Bayern-Mitglied Michael Ott kritisiert FCB-Führung nach Jahreshauptversammlung: „Ein Offenbarungseid“

Ott war mit dem Antrag auf eine Beendigung des Sponsoringvertrags des FC Bayern mit Qatar Airways gescheitert. Nun zeigt er sich tief enttäuscht.

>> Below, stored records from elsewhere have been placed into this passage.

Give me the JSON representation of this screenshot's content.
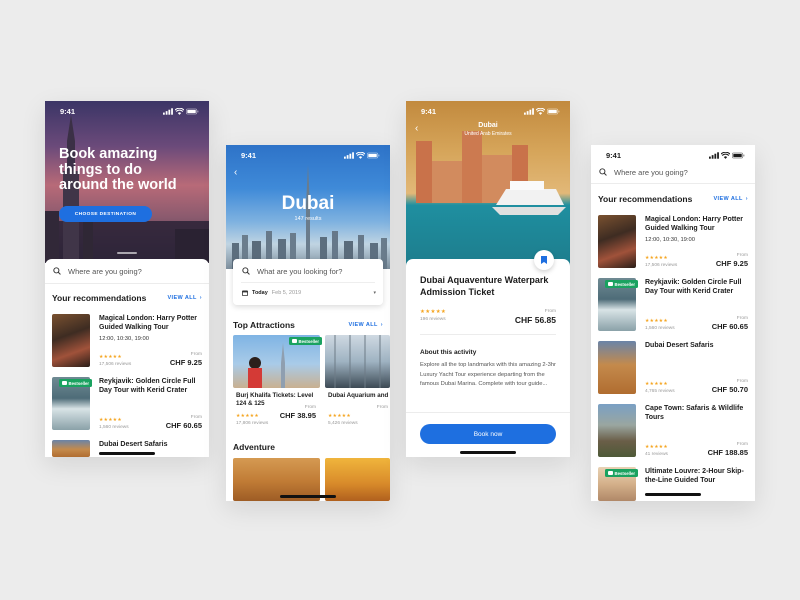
{
  "colors": {
    "accent": "#1e6fe0",
    "badge": "#1aa260",
    "stars": "#f5a623",
    "background": "#ececec"
  },
  "screen1": {
    "time": "9:41",
    "headline": "Book amazing things to do around the world",
    "cta": "CHOOSE DESTINATION",
    "search_placeholder": "Where are you going?",
    "section_title": "Your recommendations",
    "view_all": "VIEW ALL",
    "recs": [
      {
        "title": "Magical London: Harry Potter Guided Walking Tour",
        "times": "12:00, 10:30, 19:00",
        "stars": "★★★★★",
        "reviews": "17,506 reviews",
        "from": "From",
        "price": "CHF 9.25"
      },
      {
        "title": "Reykjavik: Golden Circle Full Day Tour with Kerid Crater",
        "badge": "Bestseller",
        "stars": "★★★★★",
        "reviews": "1,560 reviews",
        "from": "From",
        "price": "CHF 60.65"
      },
      {
        "title": "Dubai Desert Safaris"
      }
    ]
  },
  "screen2": {
    "time": "9:41",
    "city": "Dubai",
    "results": "147 results",
    "search_placeholder": "What are you looking for?",
    "date_today": "Today",
    "date_value": "Feb 5, 2019",
    "section_title": "Top Attractions",
    "view_all": "VIEW ALL",
    "cards": [
      {
        "title": "Burj Khalifa Tickets: Level 124 & 125",
        "badge": "Bestseller",
        "stars": "★★★★★",
        "reviews": "17,806 reviews",
        "from": "From",
        "price": "CHF 38.95"
      },
      {
        "title": "Dubai Aquarium and Burj Khalifa Combo Ticket",
        "stars": "★★★★★",
        "reviews": "5,426 reviews",
        "from": "From"
      }
    ],
    "section2_title": "Adventure"
  },
  "screen3": {
    "time": "9:41",
    "city": "Dubai",
    "country": "United Arab Emirates",
    "title": "Dubai Aquaventure Waterpark Admission Ticket",
    "stars": "★★★★★",
    "reviews": "196 reviews",
    "from": "From",
    "price": "CHF 56.85",
    "about_title": "About this activity",
    "about_text": "Explore all the top landmarks with this amazing 2-3hr Luxury Yacht Tour experience departing from the famous Dubai Marina. Complete with tour guide...",
    "book_label": "Book now"
  },
  "screen4": {
    "time": "9:41",
    "search_placeholder": "Where are you going?",
    "section_title": "Your recommendations",
    "view_all": "VIEW ALL",
    "recs": [
      {
        "title": "Magical London: Harry Potter Guided Walking Tour",
        "times": "12:00, 10:30, 19:00",
        "stars": "★★★★★",
        "reviews": "17,506 reviews",
        "from": "From",
        "price": "CHF 9.25"
      },
      {
        "title": "Reykjavik: Golden Circle Full Day Tour with Kerid Crater",
        "badge": "Bestseller",
        "stars": "★★★★★",
        "reviews": "1,560 reviews",
        "from": "From",
        "price": "CHF 60.65"
      },
      {
        "title": "Dubai Desert Safaris",
        "stars": "★★★★★",
        "reviews": "4,765 reviews",
        "from": "From",
        "price": "CHF 50.70"
      },
      {
        "title": "Cape Town: Safaris & Wildlife Tours",
        "stars": "★★★★★",
        "reviews": "41 reviews",
        "from": "From",
        "price": "CHF 188.85"
      },
      {
        "title": "Ultimate Louvre: 2-Hour Skip-the-Line Guided Tour",
        "badge": "Bestseller"
      }
    ]
  }
}
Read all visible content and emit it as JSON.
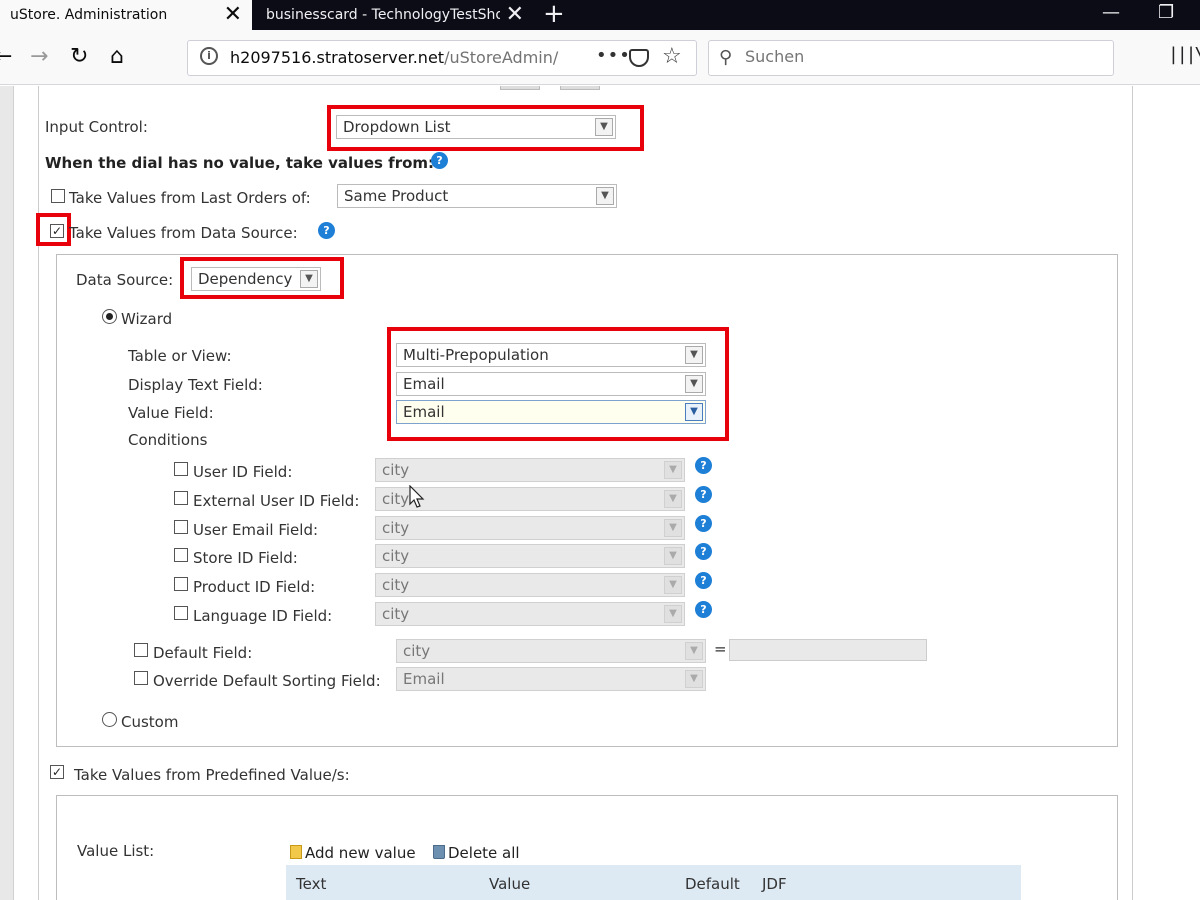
{
  "browser": {
    "tabs": [
      {
        "title": "uStore. Administration",
        "active": true
      },
      {
        "title": "businesscard - TechnologyTestShop",
        "active": false
      }
    ],
    "new_tab_symbol": "+",
    "url_host": "h2097516.stratoserver.net",
    "url_path": "/uStoreAdmin/",
    "search_placeholder": "Suchen",
    "icons": [
      "back-icon",
      "forward-icon",
      "reload-icon",
      "home-icon",
      "page-info-icon",
      "page-actions-icon",
      "pocket-icon",
      "bookmark-star-icon",
      "search-icon",
      "library-icon"
    ]
  },
  "form": {
    "input_control_label": "Input Control:",
    "input_control_value": "Dropdown List",
    "no_value_heading": "When the dial has no value, take values from:",
    "last_orders_label": "Take Values from Last Orders of:",
    "last_orders_value": "Same Product",
    "last_orders_checked": false,
    "data_source_cb_label": "Take Values from Data Source:",
    "data_source_checked": true,
    "data_source": {
      "label": "Data Source:",
      "value": "Dependency",
      "wizard_label": "Wizard",
      "wizard_selected": true,
      "table_label": "Table or View:",
      "table_value": "Multi-Prepopulation",
      "display_label": "Display Text Field:",
      "display_value": "Email",
      "value_field_label": "Value Field:",
      "value_field_value": "Email",
      "conditions_label": "Conditions",
      "conditions": [
        {
          "label": "User ID Field:",
          "value": "city"
        },
        {
          "label": "External User ID Field:",
          "value": "city"
        },
        {
          "label": "User Email Field:",
          "value": "city"
        },
        {
          "label": "Store ID Field:",
          "value": "city"
        },
        {
          "label": "Product ID Field:",
          "value": "city"
        },
        {
          "label": "Language ID Field:",
          "value": "city"
        }
      ],
      "default_field_label": "Default Field:",
      "default_field_value": "city",
      "equals": "=",
      "override_label": "Override Default Sorting Field:",
      "override_value": "Email",
      "custom_label": "Custom"
    },
    "predefined_label": "Take Values from Predefined Value/s:",
    "predefined_checked": true,
    "value_list_label": "Value List:",
    "add_new_value": "Add new value",
    "delete_all": "Delete all",
    "table_headers": [
      "Text",
      "Value",
      "Default",
      "JDF"
    ]
  },
  "colors": {
    "highlight_red": "#e8000b",
    "help_blue": "#1e7fd6",
    "table_header_bg": "#dde9f3"
  }
}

Bayern Münchens Vereinsmitglied und Katar-Kritiker Michael Ott hat den Umgang der FCB-Verantowrtlichen mit dem von ihm initiierten Antrag auf schnelle Beendigung der Partnerschaft mit Qatar Airways auf der Jahreshauptversammlung scharf kritisiert.

„Für mich war die Versammlung ein Muster-Beispiel, um zu zeigen, wie sich der Fußball weiter von seinen Fans entfremden kann. Die Beziehung zwischen dem FC Bayern und vielen seiner Fans bröckelt immer weiter“, sagte Ott im Gespräch mit Sport1. „Das Auftreten der Bosse war ein ziemlicher Offenbarungseid.“

Ott hatte mit einigen anderen Mitgliedern einen Antrag auf den Weg gebracht, um den in Fan-Kreisen äußerst kritisch beäugten Sponsoringvertrag mit Qatar Airways schnellstmöglich zu beenden. Dieser wurde jedoch kurz vor der JHV von der 13. Zivilkammer des Landgerichts München I angelehnt, ehe auch die FCB-Bosse einen Spontanabtrag auf der JHV selbst ablehnten.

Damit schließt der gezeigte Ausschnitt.